The main difficulty on the DOLFIN side is that any place that uses the MeshGeometry coordinates currently assumes an affine mesh. Key question: should the .x() methods of MeshGeometry still refer to vertex coordinates, with a new function .coordinate_dofs() added? Or should .x() be changed to return coordinate dofs? Adding a new function MeshGeometry::coordinate_dofs() seems a good choice as an initial step, allowing fixing users of .x() independently. Global numbering also enters the picture here.

It seems there is agreement that returning a pointer to the vertex storage is a bad idea and should be removed. An alternative interface to editing coordinates must be provided in place. For parameterized geometries, we want some way to copy the coordinates to/from (and increment by) a Function in a compatible FunctionSpace. We probably also need an interface to set a single vertex coordinate. These editing interfaces all need to invalidate the BBTree that the Mesh contains, which would solve some other issues there.

DOLFIN Mesh file support

Simone has python prototype code for reading quadratic (and cubic?) gmsh geometries into dolfin Functions.

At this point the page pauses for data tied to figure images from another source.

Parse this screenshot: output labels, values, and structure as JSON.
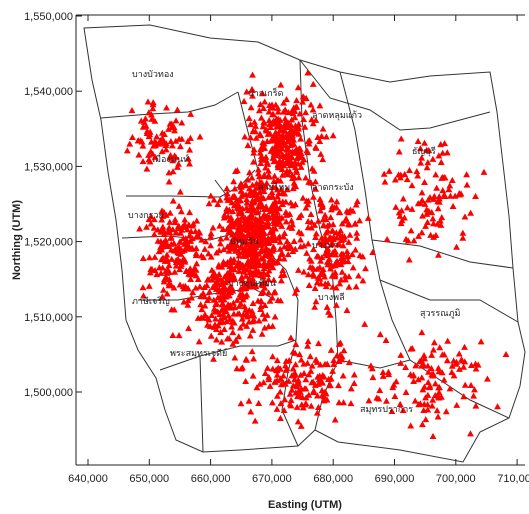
{
  "axes": {
    "x_title": "Easting (UTM)",
    "y_title": "Northing (UTM)",
    "x_ticks": [
      "640,000",
      "650,000",
      "660,000",
      "670,000",
      "680,000",
      "690,000",
      "700,000",
      "710,000"
    ],
    "y_ticks": [
      "1,500,000",
      "1,510,000",
      "1,520,000",
      "1,530,000",
      "1,540,000",
      "1,550,000"
    ]
  },
  "district_labels": [
    {
      "name": "label-bang-bua-thong",
      "text": "บางบัวทอง"
    },
    {
      "name": "label-pak-kret",
      "text": "ปากเกร็ด"
    },
    {
      "name": "label-mueang-nonthaburi",
      "text": "เมืองนนท์"
    },
    {
      "name": "label-lat-lum-kaeo",
      "text": "ลาดหลุมแก้ว"
    },
    {
      "name": "label-thanyaburi",
      "text": "ธัญบุรี"
    },
    {
      "name": "label-sai-mai",
      "text": "สายไหม"
    },
    {
      "name": "label-lat-krabang",
      "text": "ลาดกระบัง"
    },
    {
      "name": "label-bang-kruai",
      "text": "บางกรวย"
    },
    {
      "name": "label-phasi-charoen",
      "text": "ภาษีเจริญ"
    },
    {
      "name": "label-pathum-wan",
      "text": "ปทุมวัน"
    },
    {
      "name": "label-bang-na",
      "text": "บางนา"
    },
    {
      "name": "label-bang-phli",
      "text": "บางพลี"
    },
    {
      "name": "label-suvarnabhumi",
      "text": "สุวรรณภูมิ"
    },
    {
      "name": "label-bang-khun-thian",
      "text": "บางขุนเทียน"
    },
    {
      "name": "label-phra-samut-chedi",
      "text": "พระสมุทรเจดีย์"
    },
    {
      "name": "label-samut-prakan",
      "text": "สมุทรปราการ"
    }
  ],
  "series": {
    "marker": "triangle",
    "color": "#ff0000"
  },
  "colors": {
    "boundary": "#333333",
    "axis": "#222222",
    "background": "#ffffff"
  }
}
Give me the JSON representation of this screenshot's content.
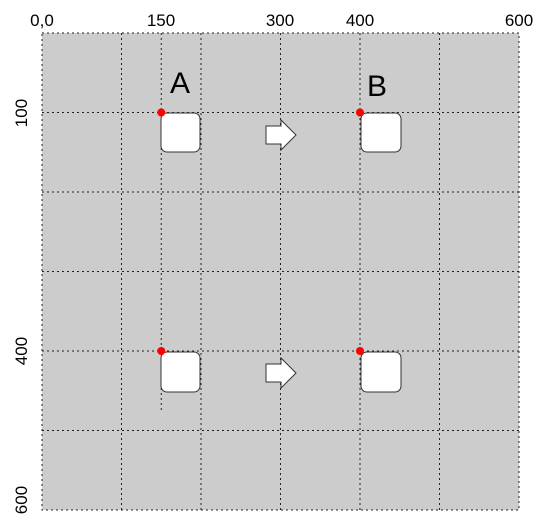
{
  "colors": {
    "canvas_bg": "#cccccc",
    "grid_line": "#222222",
    "box_fill": "#ffffff",
    "box_stroke": "#333333",
    "anchor_dot": "#ff0000",
    "arrow_fill": "#ffffff",
    "arrow_stroke": "#333333"
  },
  "axes": {
    "x_ticks": [
      {
        "value": 0,
        "label": "0,0"
      },
      {
        "value": 150,
        "label": "150"
      },
      {
        "value": 300,
        "label": "300"
      },
      {
        "value": 400,
        "label": "400"
      },
      {
        "value": 600,
        "label": "600"
      }
    ],
    "y_ticks": [
      {
        "value": 100,
        "label": "100"
      },
      {
        "value": 400,
        "label": "400"
      },
      {
        "value": 600,
        "label": "600"
      }
    ],
    "x_range": [
      0,
      600
    ],
    "y_range": [
      0,
      600
    ],
    "grid_step": 100
  },
  "labels": {
    "left_column": "A",
    "right_column": "B"
  },
  "anchor_points": [
    {
      "x": 150,
      "y": 100
    },
    {
      "x": 400,
      "y": 100
    },
    {
      "x": 150,
      "y": 400
    },
    {
      "x": 400,
      "y": 400
    }
  ],
  "arrows": [
    {
      "from": "A",
      "to": "B",
      "row_y": 100
    },
    {
      "from": "A",
      "to": "B",
      "row_y": 400
    }
  ]
}
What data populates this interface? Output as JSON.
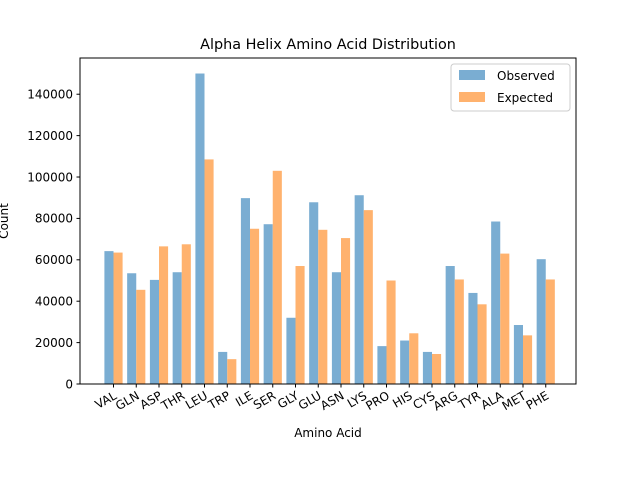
{
  "chart_data": {
    "type": "bar",
    "title": "Alpha Helix Amino Acid Distribution",
    "xlabel": "Amino Acid",
    "ylabel": "Count",
    "categories": [
      "VAL",
      "GLN",
      "ASP",
      "THR",
      "LEU",
      "TRP",
      "ILE",
      "SER",
      "GLY",
      "GLU",
      "ASN",
      "LYS",
      "PRO",
      "HIS",
      "CYS",
      "ARG",
      "TYR",
      "ALA",
      "MET",
      "PHE"
    ],
    "series": [
      {
        "name": "Observed",
        "color": "#7aadd2",
        "values": [
          64200,
          53500,
          50300,
          54000,
          150000,
          15500,
          89800,
          77200,
          32000,
          87800,
          54000,
          91200,
          18300,
          21000,
          15500,
          57000,
          44000,
          78500,
          28500,
          60300
        ]
      },
      {
        "name": "Expected",
        "color": "#ffb26e",
        "values": [
          63500,
          45500,
          66500,
          67500,
          108500,
          12000,
          75000,
          103000,
          57000,
          74500,
          70500,
          84000,
          50000,
          24500,
          14500,
          50500,
          38500,
          63000,
          23500,
          50500
        ]
      }
    ],
    "ylim": [
      0,
      157500
    ],
    "yticks": [
      0,
      20000,
      40000,
      60000,
      80000,
      100000,
      120000,
      140000
    ],
    "ytick_labels": [
      "0",
      "20000",
      "40000",
      "60000",
      "80000",
      "100000",
      "120000",
      "140000"
    ],
    "grid": false,
    "legend": "top-right"
  }
}
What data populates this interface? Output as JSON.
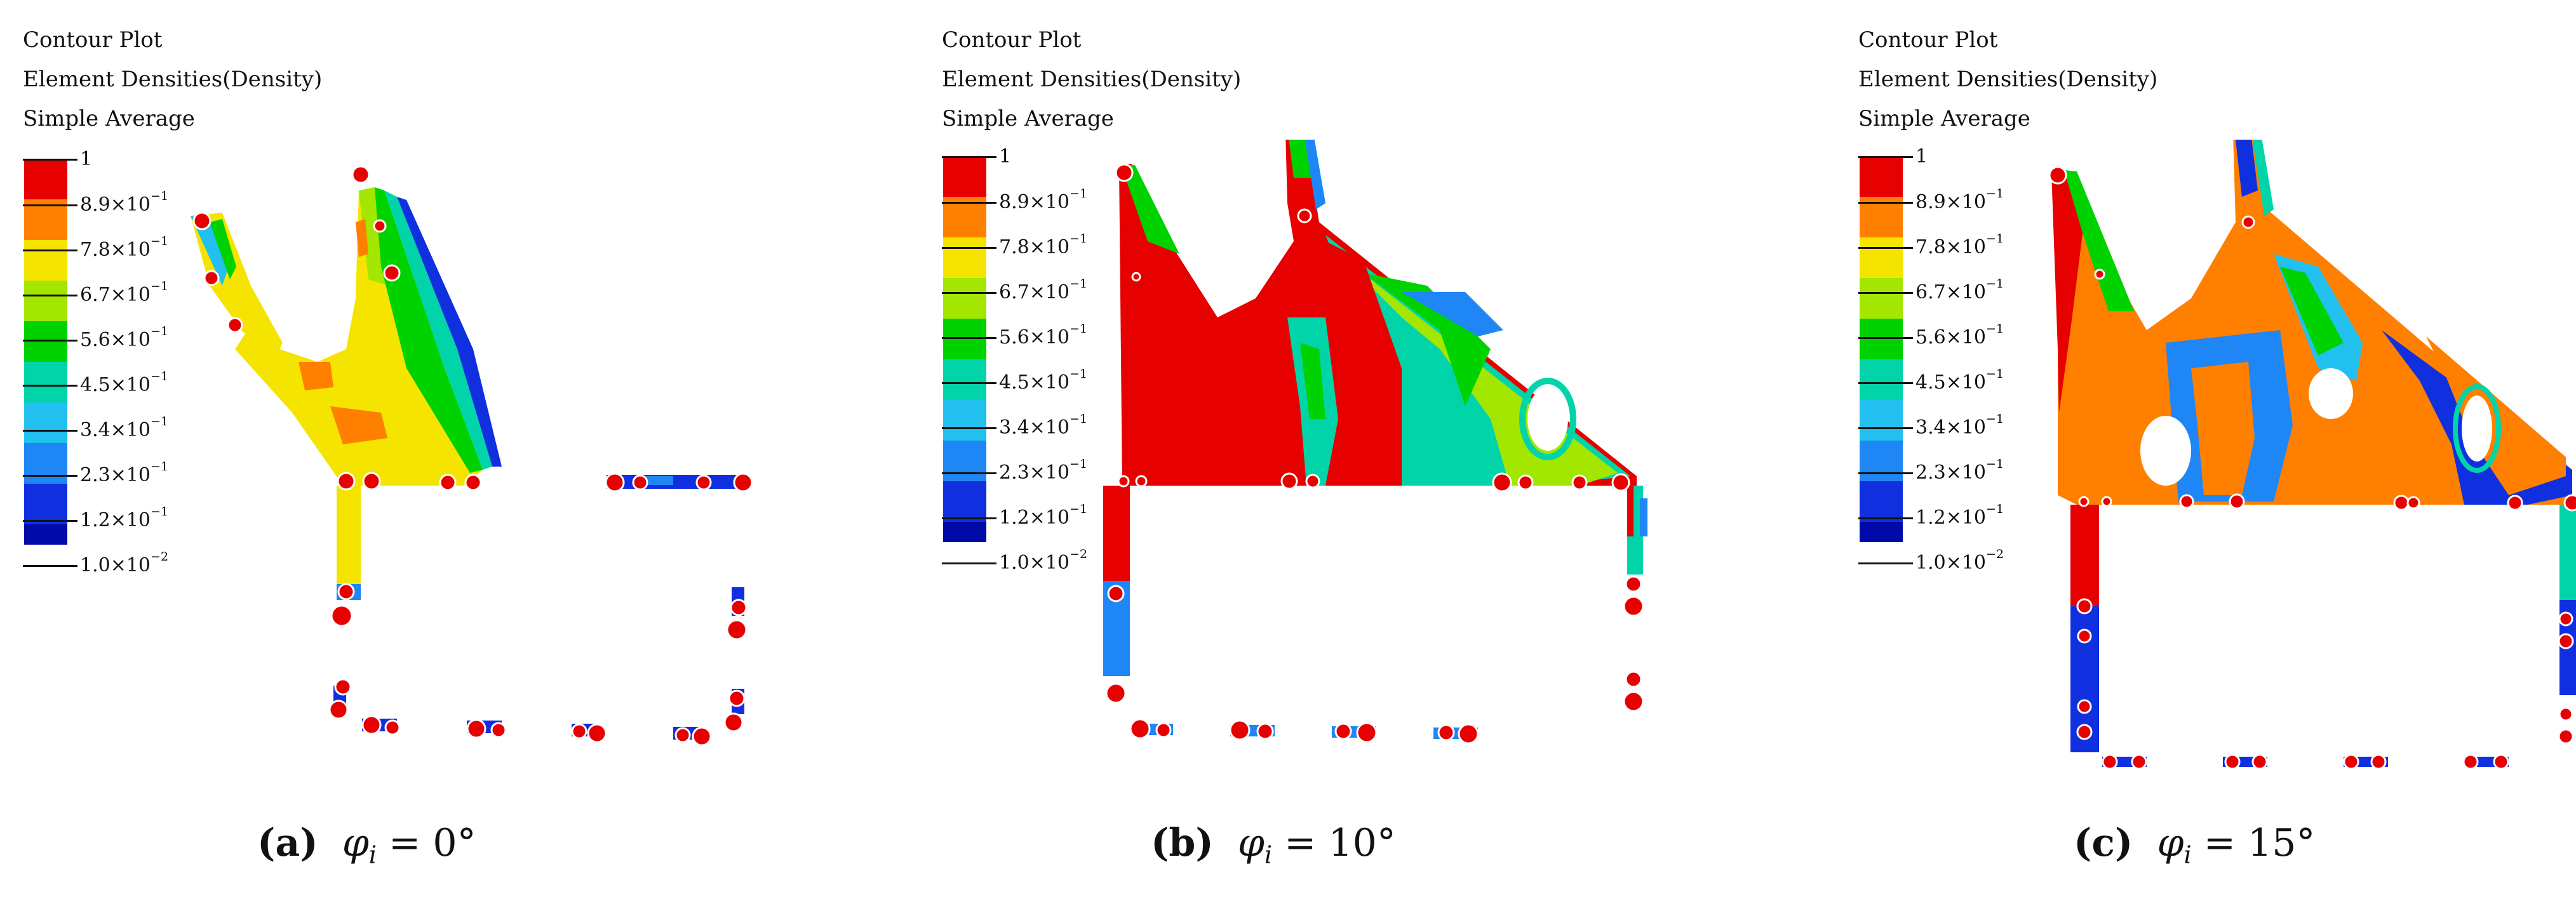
{
  "colors": {
    "red": "#e60000",
    "orange": "#ff7f00",
    "yellow": "#f5e400",
    "lime": "#a3e600",
    "green": "#00d200",
    "teal": "#00d4a8",
    "cyan": "#22c0ee",
    "sky": "#1f86f5",
    "blue": "#1030e0",
    "navy": "#000aa8"
  },
  "legend_colors": [
    "#e60000",
    "#ff7f00",
    "#f5e400",
    "#a3e600",
    "#00d200",
    "#00d4a8",
    "#22c0ee",
    "#1f86f5",
    "#1030e0",
    "#000aa8"
  ],
  "panels": [
    {
      "header_line1": "Contour Plot",
      "header_line2": "Element Densities(Density)",
      "header_line3": "Simple Average",
      "legend_top": "1",
      "legend_base": [
        "8.9×10",
        "7.8×10",
        "6.7×10",
        "5.6×10",
        "4.5×10",
        "3.4×10",
        "2.3×10",
        "1.2×10",
        "1.0×10"
      ],
      "legend_exp": [
        "−1",
        "−1",
        "−1",
        "−1",
        "−1",
        "−1",
        "−1",
        "−1",
        "−2"
      ],
      "caption_label": "(a)",
      "caption_var": "φ",
      "caption_sub": "i",
      "caption_value": " = 0°"
    },
    {
      "header_line1": "Contour Plot",
      "header_line2": "Element Densities(Density)",
      "header_line3": "Simple Average",
      "legend_top": "1",
      "legend_base": [
        "8.9×10",
        "7.8×10",
        "6.7×10",
        "5.6×10",
        "4.5×10",
        "3.4×10",
        "2.3×10",
        "1.2×10",
        "1.0×10"
      ],
      "legend_exp": [
        "−1",
        "−1",
        "−1",
        "−1",
        "−1",
        "−1",
        "−1",
        "−1",
        "−2"
      ],
      "caption_label": "(b)",
      "caption_var": "φ",
      "caption_sub": "i",
      "caption_value": " = 10°"
    },
    {
      "header_line1": "Contour Plot",
      "header_line2": "Element Densities(Density)",
      "header_line3": "Simple Average",
      "legend_top": "1",
      "legend_base": [
        "8.9×10",
        "7.8×10",
        "6.7×10",
        "5.6×10",
        "4.5×10",
        "3.4×10",
        "2.3×10",
        "1.2×10",
        "1.0×10"
      ],
      "legend_exp": [
        "−1",
        "−1",
        "−1",
        "−1",
        "−1",
        "−1",
        "−1",
        "−1",
        "−2"
      ],
      "caption_label": "(c)",
      "caption_var": "φ",
      "caption_sub": "i",
      "caption_value": " = 15°"
    }
  ]
}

Chris already has prototyped storing of quadratic meshes to XDMF files (see XDMFFile::write_quadratic)

Issues of consistent global and local numbering.

Less essential parts (but still important)

Plot support Mesh and Function. Can be done by using VTK quadratic elements and/or refining the mesh and interpolating before plotting.

Refinement Topology is the same, but must use the geometric parameterization to determine geometric coordinates and not the coordinate dofs directly. Update to CellEntity::midpoint()

Other? List places where .x() is used here? MeshSmoothing, MeshTransformation, most CellTypes, Cell, Vertex, SubDomain, LocalMeshData, ALE, GenericBoundingBoxTree, PointSource, Expression

Most of these can easily be changed to accommodate changes to underlying data.